Converting between audio and text in real-time using Deepgram and ElevenLabs.
Real-time transcription via WebSocket:
const WebSocket = require('ws');
class DeepgramSTT {
constructor(apiKey) {
this.apiKey = apiKey;
this.ws = null;
}
connect(onTranscript) {
const url = 'wss://api.deepgram.com/v1/listen?' + new URLSearchParams({
encoding: 'mulaw',
sample_rate: 8000,
channels: 1,
punctuate: true,
interim_results: true
});
this.ws = new WebSocket(url, {
headers: { Authorization: `Token ${this.apiKey}` }
});
this.ws.on('message', (data) => {
const response = JSON.parse(data);
const transcript = response.channel?.alternatives?.[0];
if (transcript?.transcript) {
onTranscript({
text: transcript.transcript,
isFinal: response.is_final,
confidence: transcript.confidence
});
}
});
}
sendAudio(audioBuffer) {
if (this.ws?.readyState === WebSocket.OPEN) {
this.ws.send(audioBuffer);
}
}
close() {
this.ws?.close();
}
}
const https = require('https');
class DeepgramTTS {
constructor(apiKey) {
this.apiKey = apiKey;
}
async synthesize(text) {
const response = await fetch('https://api.deepgram.com/v1/speak?' + new URLSearchParams({
model: 'aura-asteria-en',
encoding: 'mulaw',
sample_rate: 8000
}), {
method: 'POST',
headers: {
'Authorization': `Token ${this.apiKey}`,
'Content-Type': 'application/json'
},
body: JSON.stringify({ text })
});
return Buffer.from(await response.arrayBuffer());
}
}
Streaming TTS with ElevenLabs:
class ElevenLabsTTS {
constructor(apiKey, voiceId) {
this.apiKey = apiKey;
this.voiceId = voiceId;
}
async* streamSpeech(text) {
const response = await fetch(
`https://api.elevenlabs.io/v1/text-to-speech/${this.voiceId}/stream`,
{
method: 'POST',
headers: {
'xi-api-key': this.apiKey,
'Content-Type': 'application/json'
},
body: JSON.stringify({
text: text,
model_id: 'eleven_monolingual_v1',
output_format: 'ulaw_8000'
})
}
);
const reader = response.body.getReader();
while (true) {
const { done, value } = await reader.read();
if (done) break;
yield value;
}
}
}
Twilio uses mulaw 8kHz.

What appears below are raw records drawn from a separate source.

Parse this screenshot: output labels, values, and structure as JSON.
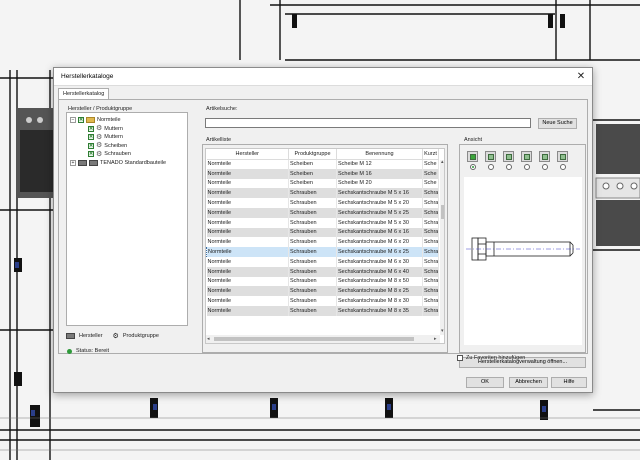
{
  "window": {
    "title": "Herstellerkataloge",
    "tab": "Herstellerkatalog"
  },
  "left_panel": {
    "group_label": "Hersteller / Produktgruppe",
    "tree": [
      {
        "label": "Normteile",
        "checked": true,
        "icon": "folder-icon",
        "expanded": true
      },
      {
        "label": "Muttern",
        "checked": true,
        "icon": "gear-icon"
      },
      {
        "label": "Muttern",
        "checked": true,
        "icon": "gear-icon"
      },
      {
        "label": "Scheiben",
        "checked": true,
        "icon": "gear-icon"
      },
      {
        "label": "Schrauben",
        "checked": true,
        "icon": "gear-icon"
      },
      {
        "label": "TENADO Standardbauteile",
        "checked": false,
        "icon": "folder-icon",
        "expanded": false
      }
    ],
    "footer": {
      "manufacturer_label": "Hersteller",
      "product_group_label": "Produktgruppe"
    }
  },
  "status": {
    "label": "Status: Bereit"
  },
  "search": {
    "label": "Artikelsuche:",
    "value": "",
    "button_label": "Neue Suche"
  },
  "article_list": {
    "group_label": "Artikelliste",
    "columns": [
      "Hersteller",
      "Produktgruppe",
      "Benennung",
      "Kurzt"
    ],
    "selected_index": 9,
    "rows": [
      [
        "Normteile",
        "Scheiben",
        "Scheibe M 12",
        "Sche"
      ],
      [
        "Normteile",
        "Scheiben",
        "Scheibe M 16",
        "Sche"
      ],
      [
        "Normteile",
        "Scheiben",
        "Scheibe M 20",
        "Sche"
      ],
      [
        "Normteile",
        "Schrauben",
        "Sechskantschraube M 5 x 16",
        "Schra"
      ],
      [
        "Normteile",
        "Schrauben",
        "Sechskantschraube M 5 x 20",
        "Schra"
      ],
      [
        "Normteile",
        "Schrauben",
        "Sechskantschraube M 5 x 25",
        "Schra"
      ],
      [
        "Normteile",
        "Schrauben",
        "Sechskantschraube M 5 x 30",
        "Schra"
      ],
      [
        "Normteile",
        "Schrauben",
        "Sechskantschraube M 6 x 16",
        "Schra"
      ],
      [
        "Normteile",
        "Schrauben",
        "Sechskantschraube M 6 x 20",
        "Schra"
      ],
      [
        "Normteile",
        "Schrauben",
        "Sechskantschraube M 6 x 25",
        "Schra"
      ],
      [
        "Normteile",
        "Schrauben",
        "Sechskantschraube M 6 x 30",
        "Schra"
      ],
      [
        "Normteile",
        "Schrauben",
        "Sechskantschraube M 6 x 40",
        "Schra"
      ],
      [
        "Normteile",
        "Schrauben",
        "Sechskantschraube M 8 x 50",
        "Schra"
      ],
      [
        "Normteile",
        "Schrauben",
        "Sechskantschraube M 8 x 25",
        "Schra"
      ],
      [
        "Normteile",
        "Schrauben",
        "Sechskantschraube M 8 x 30",
        "Schra"
      ],
      [
        "Normteile",
        "Schrauben",
        "Sechskantschraube M 8 x 35",
        "Schra"
      ]
    ]
  },
  "preview": {
    "group_label": "Ansicht",
    "view_buttons": [
      "iso-view-icon",
      "front-view-icon",
      "back-view-icon",
      "left-view-icon",
      "right-view-icon",
      "top-view-icon"
    ],
    "active_view": 0,
    "open_button_label": "Herstellerkatalogverwaltung öffnen...",
    "favorites_label": "Zu Favoriten hinzufügen",
    "favorites_checked": false
  },
  "footer_buttons": {
    "ok": "OK",
    "cancel": "Abbrechen",
    "help": "Hilfe"
  },
  "colors": {
    "accent_green": "#2e9a3a",
    "selection": "#cde4f7",
    "row_alt": "#dedede",
    "preview_line": "#3a3ac8"
  }
}
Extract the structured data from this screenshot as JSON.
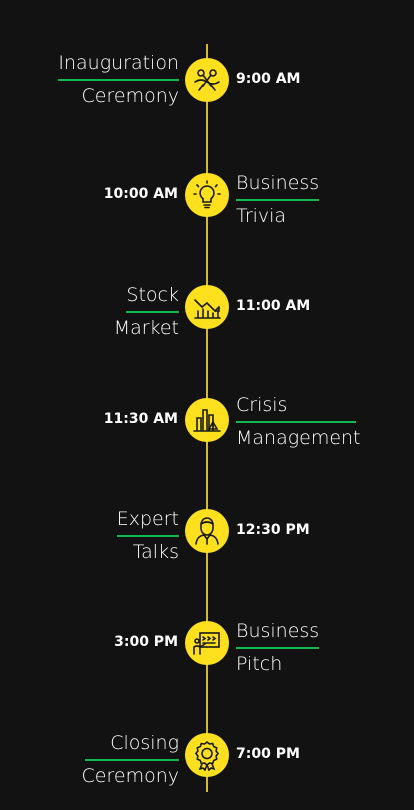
{
  "accent": "#ffe01f",
  "underline": "#12b84f",
  "events": [
    {
      "title_line1": "Inauguration",
      "title_line2": "Ceremony",
      "time": "9:00 AM",
      "icon": "ribbon-cutting-icon"
    },
    {
      "title_line1": "Business",
      "title_line2": "Trivia",
      "time": "10:00 AM",
      "icon": "lightbulb-icon"
    },
    {
      "title_line1": "Stock",
      "title_line2": "Market",
      "time": "11:00 AM",
      "icon": "stock-chart-icon"
    },
    {
      "title_line1": "Crisis",
      "title_line2": "Management",
      "time": "11:30 AM",
      "icon": "crisis-chart-icon"
    },
    {
      "title_line1": "Expert",
      "title_line2": "Talks",
      "time": "12:30 PM",
      "icon": "speaker-person-icon"
    },
    {
      "title_line1": "Business",
      "title_line2": "Pitch",
      "time": "3:00 PM",
      "icon": "presentation-board-icon"
    },
    {
      "title_line1": "Closing",
      "title_line2": "Ceremony",
      "time": "7:00 PM",
      "icon": "award-badge-icon"
    }
  ]
}
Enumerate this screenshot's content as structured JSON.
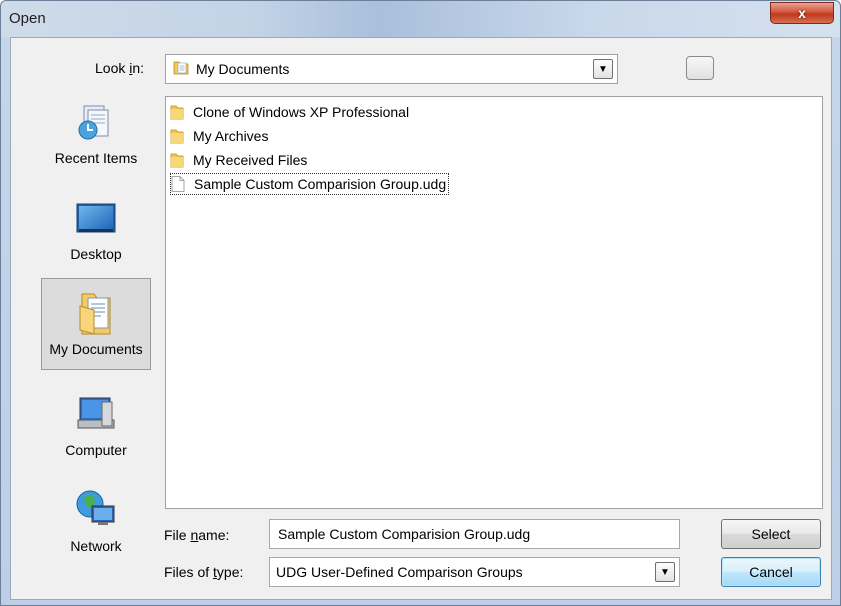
{
  "window": {
    "title": "Open",
    "close_glyph": "x"
  },
  "lookin": {
    "label_pre": "Look ",
    "label_accel": "i",
    "label_post": "n:",
    "value": "My Documents"
  },
  "places": [
    {
      "label": "Recent Items",
      "icon": "recent-items-icon"
    },
    {
      "label": "Desktop",
      "icon": "desktop-icon"
    },
    {
      "label": "My Documents",
      "icon": "my-documents-icon",
      "selected": true
    },
    {
      "label": "Computer",
      "icon": "computer-icon"
    },
    {
      "label": "Network",
      "icon": "network-icon"
    }
  ],
  "files": [
    {
      "name": "Clone of Windows XP Professional",
      "type": "folder"
    },
    {
      "name": "My Archives",
      "type": "folder"
    },
    {
      "name": "My Received Files",
      "type": "folder"
    },
    {
      "name": "Sample Custom Comparision Group.udg",
      "type": "file",
      "focused": true
    }
  ],
  "filename": {
    "label_pre": "File ",
    "label_accel": "n",
    "label_post": "ame:",
    "value": "Sample Custom Comparision Group.udg"
  },
  "filetype": {
    "label_pre": "Files of ",
    "label_accel": "t",
    "label_post": "ype:",
    "value": "UDG User-Defined Comparison Groups"
  },
  "buttons": {
    "select": "Select",
    "cancel": "Cancel"
  }
}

Convert if needed:
// PCM to mulaw conversion table
function linearToMulaw(sample) {
const MULAW_MAX = 0x1FFF;
const MULAW_BIAS = 33;
let sign = (sample >> 8) & 0x80;
if (sign) sample = -sample;
sample += MULAW_BIAS;
if (sample > MULAW_MAX) sample = MULAW_MAX;
let exponent = Math.floor(Math.log2(sample)) - 5;
if (exponent < 0) exponent = 0;
let mantissa = (sample >> (exponent + 3)) & 0x0F;
let mulaw = ~(sign | (exponent << 4) | mantissa);
return mulaw & 0xFF;
}
Use interim results for faster response:
class TranscriptionHandler {
constructor() {
this.lastInterim = '';
}
onTranscript({ text, isFinal }) {
if (isFinal) {
// Final result - process it
this.processText(text);
this.lastInterim = '';
} else {
// Interim result - could use for interruption detection
if (text.length > this.lastInterim.length + 10) {
// User is still speaking
this.onUserSpeaking();
}
this.lastInterim = text;
}
}
}
| Voice | Description |
|---|---|
aura-asteria-en | Female, American |
aura-luna-en | Female, American |
aura-stella-en | Female, American |
aura-orion-en | Male, American |
aura-arcas-en | Male, American |
Get voice IDs from the ElevenLabs Voice Library or API:
curl -X GET "https://api.elevenlabs.io/v1/voices" \
-H "xi-api-key: YOUR_API_KEY"
// Send to TTS as soon as we have a sentence
let buffer = '';
for await (const token of llmStream) {
buffer += token;
// Check for sentence boundary
const match = buffer.match(/^(.+?[.!?•])\s*/);
if (match) {
tts.speak(match[1]);
buffer = buffer.slice(match[0].length);
}
}
// Don't forget remaining text
if (buffer.trim()) {
tts.speak(buffer);
}
class ResilientSTT {
constructor(apiKey) {
this.apiKey = apiKey;
this.reconnectAttempts = 0;
}
connect(onTranscript) {
// ... connection code ...
this.ws.on('error', (error) => {
console.error('STT error:', error);
this.reconnect(onTranscript);
});
this.ws.on('close', () => {
this.reconnect(onTranscript);
});
}
reconnect(onTranscript) {
if (this.reconnectAttempts < 5) {
this.reconnectAttempts++;
setTimeout(() => this.connect(onTranscript), 1000);
}
}
}